Las huellas de la falsificación aparecen en la cara y en la voz
Sensity detectó una manipulación facial del 99,3 % y situó en el 99,3 % la probabilidad de que la voz hubiera sido generada con inteligencia artificial. Hive llegó al mismo punto en el audio y atribuyó a la voz artificial una fiabilidad del 99,3 %.
TruthScan añadió otra capa al análisis al señalar que la imagen del vídeo está generada con inteligencia artificial con una probabilidad superior al 80 %.
Cuando varias herramientas distintas coinciden con cifras tan altas, lo que aparece en pantalla deja de parecer una grabación y empieza a parecer un disfraz digital. La escena estaba diseñada para imitar un informativo, pero sus costuras técnicas resultan visibles cuando se examina cuadro a cuadro y pista a pista.

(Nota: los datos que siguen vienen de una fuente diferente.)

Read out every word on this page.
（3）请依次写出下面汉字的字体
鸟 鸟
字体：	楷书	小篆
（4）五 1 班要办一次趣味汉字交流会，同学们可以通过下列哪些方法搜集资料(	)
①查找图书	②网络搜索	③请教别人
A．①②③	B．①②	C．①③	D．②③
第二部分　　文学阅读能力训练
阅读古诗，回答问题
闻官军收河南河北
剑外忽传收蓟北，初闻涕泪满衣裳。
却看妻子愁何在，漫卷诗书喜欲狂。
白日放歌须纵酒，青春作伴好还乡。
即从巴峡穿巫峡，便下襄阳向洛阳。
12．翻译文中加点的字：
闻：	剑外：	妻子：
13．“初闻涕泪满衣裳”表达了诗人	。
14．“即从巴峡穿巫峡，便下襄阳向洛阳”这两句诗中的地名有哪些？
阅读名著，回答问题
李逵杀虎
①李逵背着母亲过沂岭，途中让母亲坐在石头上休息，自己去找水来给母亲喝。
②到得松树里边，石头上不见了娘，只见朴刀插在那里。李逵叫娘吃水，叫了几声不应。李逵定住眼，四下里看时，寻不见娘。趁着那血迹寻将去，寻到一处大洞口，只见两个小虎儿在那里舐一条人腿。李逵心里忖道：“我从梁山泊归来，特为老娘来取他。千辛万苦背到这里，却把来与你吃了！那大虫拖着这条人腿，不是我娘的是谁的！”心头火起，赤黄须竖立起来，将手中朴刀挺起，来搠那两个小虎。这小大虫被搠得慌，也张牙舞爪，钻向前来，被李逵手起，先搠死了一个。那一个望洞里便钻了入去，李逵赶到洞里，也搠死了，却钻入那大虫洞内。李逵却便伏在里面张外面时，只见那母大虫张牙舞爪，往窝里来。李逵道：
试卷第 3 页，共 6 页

Mientras el bulo circulaba, el futbolista ya estaba en Estados Unidos
Lamine Yamal se encuentra en Estados Unidos concentrado con la selección española para disputar el Mundial de fútbol 2026. No está siendo investigado por islamismo radical, pese a que esa fue la acusación elegida para dar fuerza al montaje.
También circularon en las horas previas al inicio del torneo mensajes sin pruebas que aseguraban que Estados Unidos no le permitiría entrar en el país. La realidad desmonta esa versión por la vía más simple, porque el jugador ya estaba allí con el equipo.
El mismo perfil ya había ensayado la fórmula con otros objetivos
Antes de difundir este vídeo, la cuenta de Instagram que lo propagó ya había publicado otro montaje creado con inteligencia artificial que suplantaba a una cadena de televisión para afirmar que el islam es ilegal en España.
Ese mismo canal también difundió vídeos falsos en los que la líder de Podemos Irene Montero aparecía pronunciando declaraciones que nunca hizo. No hablamos de una pieza aislada, sino de una rutina de publicación que mezcla estética televisiva, personajes reconocibles y mensajes pensados para activar rechazo inmediato.
Esa lógica ya ha aparecido en otros vídeos virales de odio, donde la inteligencia artificial no intenta informar, sino dar apariencia de prueba a un prejuicio previo.
La bandera palestina actuó como detonante para una nueva oleada
El aumento de mensajes falsos sobre Lamine Yamal llegó después de que el futbolista exhibiera una bandera de Palestina durante la celebración del título de Liga del Fútbol Club Barcelona el 11 de mayo. Más tarde, además, subió a su perfil de Instagram una fotografía con esa misma bandera.
A partir de ahí, su imagen dejó de circular solo como la de una joven figura del fútbol y pasó a convertirse en material útil para quienes buscaban fabricar una sospecha política, religiosa o identitaria. En redes, ese salto suele ser rápido, casi automático, y rara vez necesita pruebas.
De hecho, la mezcla entre imágenes fabricadas, rostros reconocibles y difusión masiva ya había asomado en caras inventadas en fotografías que parecían reales a primera vista.
El detalle que mejor resume el episodio no está en la acusación, sino en la cronología. Mientras las redes agitaban la idea de una expulsión, una investigación y hasta un veto de entrada, Lamine Yamal ya estaba en Estados Unidos con la selección española para jugar el Mundial de 2026.